兄があれほど毎日忙しくしていたのは、患者さんのために一生懸命だったんだと思うと、涙があふれて止まりませんでした」
それから2年半。苦悩を乗り越えるまでの歩みを追った。
父親は内科医、母親は歯科医という医者家族に生まれた伸子さん。弘太郎さんは4歳違いの兄だった。
「子どものころの兄はずっと勉強していた印象があります。学校が重なったのは小学校だけ。勉強を教えてもらった記憶もないし。
あ、でも、兄がプロレスの技を教わってきて、私に技をかけたことがありましたね。『ちょっとかけさせて』『あいたたた』って(笑)」
歴史が好きで、中学生のころからお城や史跡、古墳などを巡り、釣りも好きだった弘太郎さんだが、いつも忙しそうだった。

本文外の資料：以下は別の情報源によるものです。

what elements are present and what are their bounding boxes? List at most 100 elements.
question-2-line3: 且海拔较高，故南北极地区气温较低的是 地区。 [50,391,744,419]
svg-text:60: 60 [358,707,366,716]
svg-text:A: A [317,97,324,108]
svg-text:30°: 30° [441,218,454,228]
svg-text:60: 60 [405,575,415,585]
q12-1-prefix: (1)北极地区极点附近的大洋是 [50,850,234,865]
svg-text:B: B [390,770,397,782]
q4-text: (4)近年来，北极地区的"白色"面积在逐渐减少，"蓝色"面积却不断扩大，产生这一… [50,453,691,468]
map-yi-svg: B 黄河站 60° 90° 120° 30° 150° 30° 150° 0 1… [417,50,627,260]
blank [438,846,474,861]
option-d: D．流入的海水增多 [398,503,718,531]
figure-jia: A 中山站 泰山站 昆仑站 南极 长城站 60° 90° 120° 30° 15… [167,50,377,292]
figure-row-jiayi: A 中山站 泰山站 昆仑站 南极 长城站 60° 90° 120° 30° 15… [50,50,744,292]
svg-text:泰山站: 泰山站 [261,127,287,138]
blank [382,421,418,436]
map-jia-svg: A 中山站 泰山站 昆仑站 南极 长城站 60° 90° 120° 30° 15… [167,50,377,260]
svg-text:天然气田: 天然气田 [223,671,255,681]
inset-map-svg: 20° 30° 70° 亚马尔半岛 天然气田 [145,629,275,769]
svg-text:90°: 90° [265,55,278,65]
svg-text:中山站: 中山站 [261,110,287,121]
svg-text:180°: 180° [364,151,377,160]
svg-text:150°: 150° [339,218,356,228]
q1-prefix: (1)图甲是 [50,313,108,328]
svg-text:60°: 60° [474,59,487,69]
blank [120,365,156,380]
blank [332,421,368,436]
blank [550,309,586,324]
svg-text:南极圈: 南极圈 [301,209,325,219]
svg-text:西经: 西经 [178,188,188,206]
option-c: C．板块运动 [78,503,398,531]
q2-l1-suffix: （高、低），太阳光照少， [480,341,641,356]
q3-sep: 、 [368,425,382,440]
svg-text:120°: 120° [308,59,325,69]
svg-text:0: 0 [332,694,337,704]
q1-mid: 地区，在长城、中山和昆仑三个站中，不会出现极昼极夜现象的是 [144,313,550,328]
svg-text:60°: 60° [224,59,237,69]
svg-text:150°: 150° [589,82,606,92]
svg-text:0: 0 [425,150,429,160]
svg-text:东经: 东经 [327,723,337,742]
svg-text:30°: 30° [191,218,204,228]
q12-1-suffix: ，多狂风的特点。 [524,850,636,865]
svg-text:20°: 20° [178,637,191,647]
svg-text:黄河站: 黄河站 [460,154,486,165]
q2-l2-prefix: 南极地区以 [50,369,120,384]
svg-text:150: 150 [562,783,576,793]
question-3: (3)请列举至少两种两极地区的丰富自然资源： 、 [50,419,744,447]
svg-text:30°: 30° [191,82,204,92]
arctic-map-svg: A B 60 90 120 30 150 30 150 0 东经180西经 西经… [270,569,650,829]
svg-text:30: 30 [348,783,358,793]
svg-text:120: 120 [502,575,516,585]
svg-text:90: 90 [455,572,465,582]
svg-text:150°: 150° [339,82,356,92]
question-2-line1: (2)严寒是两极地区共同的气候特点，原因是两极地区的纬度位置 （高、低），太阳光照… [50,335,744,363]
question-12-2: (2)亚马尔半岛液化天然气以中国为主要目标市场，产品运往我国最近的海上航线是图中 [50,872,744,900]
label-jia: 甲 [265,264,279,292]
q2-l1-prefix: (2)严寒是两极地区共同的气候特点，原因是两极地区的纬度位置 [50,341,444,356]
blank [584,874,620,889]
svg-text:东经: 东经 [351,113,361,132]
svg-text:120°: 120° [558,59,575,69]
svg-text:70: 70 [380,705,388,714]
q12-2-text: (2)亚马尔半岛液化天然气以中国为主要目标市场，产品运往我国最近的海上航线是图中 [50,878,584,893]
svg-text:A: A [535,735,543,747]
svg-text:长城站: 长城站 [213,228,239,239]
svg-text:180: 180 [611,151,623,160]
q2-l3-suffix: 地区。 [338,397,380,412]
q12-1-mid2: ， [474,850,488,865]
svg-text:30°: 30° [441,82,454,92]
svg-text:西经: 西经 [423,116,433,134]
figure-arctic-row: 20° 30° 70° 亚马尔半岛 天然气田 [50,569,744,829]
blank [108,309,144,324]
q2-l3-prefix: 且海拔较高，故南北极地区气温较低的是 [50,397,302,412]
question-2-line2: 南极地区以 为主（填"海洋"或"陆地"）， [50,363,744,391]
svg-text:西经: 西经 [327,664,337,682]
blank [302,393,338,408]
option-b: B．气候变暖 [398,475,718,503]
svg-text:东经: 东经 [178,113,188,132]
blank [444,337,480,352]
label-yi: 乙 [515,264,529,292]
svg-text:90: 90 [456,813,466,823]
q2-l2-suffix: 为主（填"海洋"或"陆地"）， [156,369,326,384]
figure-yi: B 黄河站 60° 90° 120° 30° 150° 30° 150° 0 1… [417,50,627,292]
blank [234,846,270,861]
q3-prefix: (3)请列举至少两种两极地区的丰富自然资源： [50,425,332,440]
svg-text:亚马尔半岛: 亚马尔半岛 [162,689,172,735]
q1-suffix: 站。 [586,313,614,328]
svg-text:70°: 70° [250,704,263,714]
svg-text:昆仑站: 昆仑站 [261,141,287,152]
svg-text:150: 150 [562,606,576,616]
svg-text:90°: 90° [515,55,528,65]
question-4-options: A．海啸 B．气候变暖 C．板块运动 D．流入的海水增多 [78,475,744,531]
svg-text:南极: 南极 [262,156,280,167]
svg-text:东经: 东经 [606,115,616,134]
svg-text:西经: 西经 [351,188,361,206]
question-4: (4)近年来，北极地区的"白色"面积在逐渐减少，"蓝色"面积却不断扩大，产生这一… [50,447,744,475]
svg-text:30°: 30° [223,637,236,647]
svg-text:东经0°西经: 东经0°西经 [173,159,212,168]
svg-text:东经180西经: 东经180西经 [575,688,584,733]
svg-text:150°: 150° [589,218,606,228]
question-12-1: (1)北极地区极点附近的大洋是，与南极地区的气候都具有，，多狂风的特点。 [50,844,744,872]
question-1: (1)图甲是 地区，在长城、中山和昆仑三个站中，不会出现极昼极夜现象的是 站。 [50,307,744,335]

自身の心療内科クリニックでは、生きづらさを抱えた人たちや職場復帰を目指す人たちに寄り添い、復職をサポート。父親の医院の近くでも新たにリワークプログラムを始め、産業医もしていたという。
事件を起こした谷本容疑者も、クリニックに通う患者の一人だった。容疑者死亡で不起訴となり、事件につながる動機や原因を知るすべは永久に失われてしまったが、いちばん無念だったのは、患者のためにと精いっぱい尽くしてきた弘太郎さん自身だったろう。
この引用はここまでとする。